In this example there are 2 mutexes, mutex1 and mutex2, and 2 counters, counter1 and counter2.

Before the program tries to read or write to one of the counters, it needs to acquire the corresponding mutex. (BTW - there's no particular reason that they don't share a mutex other than I need 2 mutexes to demonstrate the concept of deadlock in this example.)

Now, if you're not familiar with deadlock you probably won't have spotted the problem with this code. (I'm assuming you have the same level of inituition with deadlock that I did when I first tried writing multihreaded code.) But this code can cause deadlock, when used by multiple threads.

Let's consider what might happen if there are 2 threads running this code. The first thread calls IncrementBothCounters, and the second thread calls IsCounter2LargerThanCounter1.

1: Calls IncrementBothCounters
1: Acquires mutex1.
1: Increment counter1.

2: Calls IsCounter2LargerThanCounter1
2: Acquires mutex2.
2: Checks if counter2 is equal to 0. (It isn't.)
2: Attempts to acquire mutex1, but it's already owned by thread 1, so it gets added to mutex1's blockedThreads list.
2: <blocking until mutex1 is released>

1: Attempts to acquire mutex2, but it's already owned by thread 2, so it gets added to mutex2's blockedThreads list.
1: <blocking until mutex2 is released>

Deadlock.

If the events occur in the order described above, then we get deadlock.

Thread 1 is waiting for thread 2 to do something, but thread 2 is waiting for thread 1 to do something.
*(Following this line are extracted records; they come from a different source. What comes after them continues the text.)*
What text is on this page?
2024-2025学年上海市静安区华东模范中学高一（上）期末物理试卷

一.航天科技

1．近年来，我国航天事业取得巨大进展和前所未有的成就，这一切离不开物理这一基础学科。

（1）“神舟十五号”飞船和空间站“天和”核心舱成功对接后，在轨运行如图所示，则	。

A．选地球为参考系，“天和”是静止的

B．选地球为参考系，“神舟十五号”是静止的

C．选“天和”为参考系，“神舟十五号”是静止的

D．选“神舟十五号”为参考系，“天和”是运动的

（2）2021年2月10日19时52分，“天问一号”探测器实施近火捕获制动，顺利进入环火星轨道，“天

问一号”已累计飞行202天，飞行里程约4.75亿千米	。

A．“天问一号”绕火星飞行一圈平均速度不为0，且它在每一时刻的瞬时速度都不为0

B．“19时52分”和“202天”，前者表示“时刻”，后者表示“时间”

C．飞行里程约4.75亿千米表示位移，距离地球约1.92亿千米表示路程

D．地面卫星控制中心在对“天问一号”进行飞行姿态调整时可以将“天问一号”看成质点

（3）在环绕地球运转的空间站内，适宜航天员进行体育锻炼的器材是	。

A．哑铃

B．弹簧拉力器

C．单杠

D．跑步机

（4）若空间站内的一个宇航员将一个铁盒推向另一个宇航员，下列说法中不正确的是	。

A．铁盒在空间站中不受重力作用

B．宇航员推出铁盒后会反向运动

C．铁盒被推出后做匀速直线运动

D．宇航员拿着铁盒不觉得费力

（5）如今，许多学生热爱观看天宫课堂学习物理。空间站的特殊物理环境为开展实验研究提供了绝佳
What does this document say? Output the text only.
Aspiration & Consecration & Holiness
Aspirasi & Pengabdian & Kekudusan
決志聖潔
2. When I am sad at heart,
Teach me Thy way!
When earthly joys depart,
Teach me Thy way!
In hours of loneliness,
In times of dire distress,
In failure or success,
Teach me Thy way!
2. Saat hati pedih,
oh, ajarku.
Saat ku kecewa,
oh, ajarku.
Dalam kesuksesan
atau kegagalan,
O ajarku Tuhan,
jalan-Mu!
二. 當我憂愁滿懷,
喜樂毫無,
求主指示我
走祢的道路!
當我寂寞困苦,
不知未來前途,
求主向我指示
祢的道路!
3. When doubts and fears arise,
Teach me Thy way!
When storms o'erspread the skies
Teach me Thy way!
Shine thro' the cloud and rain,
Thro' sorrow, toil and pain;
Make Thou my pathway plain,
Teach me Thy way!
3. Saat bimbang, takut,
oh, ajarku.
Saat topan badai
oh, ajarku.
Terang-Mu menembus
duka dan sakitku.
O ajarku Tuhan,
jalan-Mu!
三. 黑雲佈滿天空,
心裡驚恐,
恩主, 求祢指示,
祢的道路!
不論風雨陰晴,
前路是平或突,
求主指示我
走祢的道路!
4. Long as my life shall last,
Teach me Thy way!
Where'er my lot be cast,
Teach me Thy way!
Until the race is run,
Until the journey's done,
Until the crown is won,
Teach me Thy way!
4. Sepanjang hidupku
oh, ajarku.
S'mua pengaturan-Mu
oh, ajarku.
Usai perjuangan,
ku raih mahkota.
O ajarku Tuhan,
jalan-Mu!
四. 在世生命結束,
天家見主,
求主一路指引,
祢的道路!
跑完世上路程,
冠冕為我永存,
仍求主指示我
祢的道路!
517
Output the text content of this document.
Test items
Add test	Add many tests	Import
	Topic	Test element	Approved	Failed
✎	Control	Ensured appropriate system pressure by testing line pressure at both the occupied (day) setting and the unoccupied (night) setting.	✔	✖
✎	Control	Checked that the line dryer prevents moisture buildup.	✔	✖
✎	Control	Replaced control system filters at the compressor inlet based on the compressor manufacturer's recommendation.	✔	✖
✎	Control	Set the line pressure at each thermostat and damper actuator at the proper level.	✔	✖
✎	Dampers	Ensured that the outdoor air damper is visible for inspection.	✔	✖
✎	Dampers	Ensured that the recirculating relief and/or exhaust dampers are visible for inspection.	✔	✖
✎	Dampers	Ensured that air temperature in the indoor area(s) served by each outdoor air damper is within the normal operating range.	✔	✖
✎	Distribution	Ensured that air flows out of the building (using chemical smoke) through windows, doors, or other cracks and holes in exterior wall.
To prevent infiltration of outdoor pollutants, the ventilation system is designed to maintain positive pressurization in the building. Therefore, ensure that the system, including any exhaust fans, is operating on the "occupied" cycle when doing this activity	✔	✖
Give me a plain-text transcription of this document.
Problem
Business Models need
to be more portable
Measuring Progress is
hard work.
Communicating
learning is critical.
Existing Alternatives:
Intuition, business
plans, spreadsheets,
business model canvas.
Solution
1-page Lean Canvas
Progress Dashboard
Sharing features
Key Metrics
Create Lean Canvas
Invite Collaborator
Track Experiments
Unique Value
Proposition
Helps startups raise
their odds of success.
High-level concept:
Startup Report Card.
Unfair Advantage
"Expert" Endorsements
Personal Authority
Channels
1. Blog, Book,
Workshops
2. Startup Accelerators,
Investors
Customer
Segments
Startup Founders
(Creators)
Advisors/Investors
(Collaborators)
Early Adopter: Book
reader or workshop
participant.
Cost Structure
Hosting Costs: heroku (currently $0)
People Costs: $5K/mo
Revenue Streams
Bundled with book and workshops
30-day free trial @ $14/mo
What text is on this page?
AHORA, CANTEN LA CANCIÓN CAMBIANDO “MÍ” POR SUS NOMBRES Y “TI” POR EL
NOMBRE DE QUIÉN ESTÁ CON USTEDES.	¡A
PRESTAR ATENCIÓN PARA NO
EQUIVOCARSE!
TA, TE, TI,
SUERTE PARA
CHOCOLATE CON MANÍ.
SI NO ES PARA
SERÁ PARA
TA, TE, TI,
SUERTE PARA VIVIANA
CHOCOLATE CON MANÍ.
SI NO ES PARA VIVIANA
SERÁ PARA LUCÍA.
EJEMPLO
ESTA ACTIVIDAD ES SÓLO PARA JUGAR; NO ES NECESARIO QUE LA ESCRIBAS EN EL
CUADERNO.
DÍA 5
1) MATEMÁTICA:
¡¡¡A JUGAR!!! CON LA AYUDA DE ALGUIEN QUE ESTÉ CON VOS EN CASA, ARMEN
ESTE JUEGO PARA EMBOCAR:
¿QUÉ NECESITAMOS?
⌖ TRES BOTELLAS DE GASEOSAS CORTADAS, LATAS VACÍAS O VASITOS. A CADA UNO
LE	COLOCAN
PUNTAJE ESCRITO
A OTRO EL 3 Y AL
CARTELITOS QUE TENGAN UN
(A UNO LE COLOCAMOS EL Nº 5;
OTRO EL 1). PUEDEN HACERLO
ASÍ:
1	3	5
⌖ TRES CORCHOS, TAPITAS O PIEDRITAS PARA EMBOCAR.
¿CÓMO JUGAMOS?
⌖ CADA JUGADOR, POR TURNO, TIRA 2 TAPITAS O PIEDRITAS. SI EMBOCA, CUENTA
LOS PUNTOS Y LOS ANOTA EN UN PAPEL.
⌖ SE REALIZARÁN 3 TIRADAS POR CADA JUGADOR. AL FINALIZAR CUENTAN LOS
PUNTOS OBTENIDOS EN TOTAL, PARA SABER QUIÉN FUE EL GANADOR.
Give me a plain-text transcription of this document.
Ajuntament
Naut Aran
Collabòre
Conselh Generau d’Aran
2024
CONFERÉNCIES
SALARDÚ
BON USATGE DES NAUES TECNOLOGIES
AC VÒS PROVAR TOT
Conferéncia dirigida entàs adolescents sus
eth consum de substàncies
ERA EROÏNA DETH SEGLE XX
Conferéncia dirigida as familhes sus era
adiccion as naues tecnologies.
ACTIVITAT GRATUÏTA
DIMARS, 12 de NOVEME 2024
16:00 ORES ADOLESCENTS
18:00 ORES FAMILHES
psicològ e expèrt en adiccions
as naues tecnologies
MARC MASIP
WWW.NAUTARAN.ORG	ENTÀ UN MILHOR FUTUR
So neither of them can continue. This is a circular wait.

So, how do we fix it?

We simply have to make sure that in all code paths the mutexes are acquired in a consistent order.

Let's say we have to acquire mutex2 before mutex1 is acquired. This doesn't mean we have to acquire mutex2 to acquire mutex1, but we can't acquire mutex2 after mutex1 is acquired.

To fix the code, we can simply update IncrementBothCounters:

 1
 2
 3
 4
 5
 6
 7
 8
 9
10
void IncrementBothCounters() {
    OSAcquireMutex(mutex2);
    counter2++;

    OSAcquireMutex(mutex1);
    counter1++;

    OSReleaseMutex(mutex1);
    OSReleaseMutex(mutex2);
}

And the code is now deadlock-free (I think: multithreaded code is hard).

A Different Solution

While in the previous section we discussed the idea of acquiring mutexes in a consistent order, there's actually another way deadlock can be avoided.

Some OSes allow processes to acquire multiple mutexes atomically.

For example, let's say we have a graphics library which provides drawing surfaces, each of which has a mutex. Consider a subroutine that copies the contents of one surface to another:

1
2
3
void CopySurface(Surface *destination, Surface *source, Rectangle destinationRegion, Point sourceOffset) {
    ...
}

The first thing the subroutine has to do is acquire the mutexes for both the surfaces.

Written naively, that would look like this:

1
2
OSAcquireMutex(destination->mutex);
OSAcquireMutex(source->mutex);

But as we have learnt, this could cause deadlock.

There isn't really a way to determine which mutex should be acquired first - the caller could draw from one surface to another, and do the same in reverse. So we can't just swap the lines around this time.

It might be possible to make a rule like "the mutex of the surface with the lowest memory address is always acquired first", but that's not a particularly nice solution.

Instead, we can tell the operating system to acquire both mutexes atomically.

1
2
OSHandle mutexes[2] = { destination->mutex, source->mutex };
OSAcquireMultipleMutexes(mutexes, 2);

The OS can ensure there is no time in which this thread only owns a single of these mutexes - only ever neither or both.

This solves the problem of deadlock.

Minimal requirements

There are 4 minimal requirements for deadlock to be possible:

  1. mutual exclusion: only a single thread can hold a resource at a time. If another thread wants to use it it needs to wait until the resource is released.

  2. hold and wait: A thread is holding a resource while waiting on another.

  3. no preemtion: a resource can only be released by the thread holding it.

  4. Circular wait: the directed graph representing which threads are waiting for which contains a cycle.

If you eliminate any of these conditions then deadlock will never occur.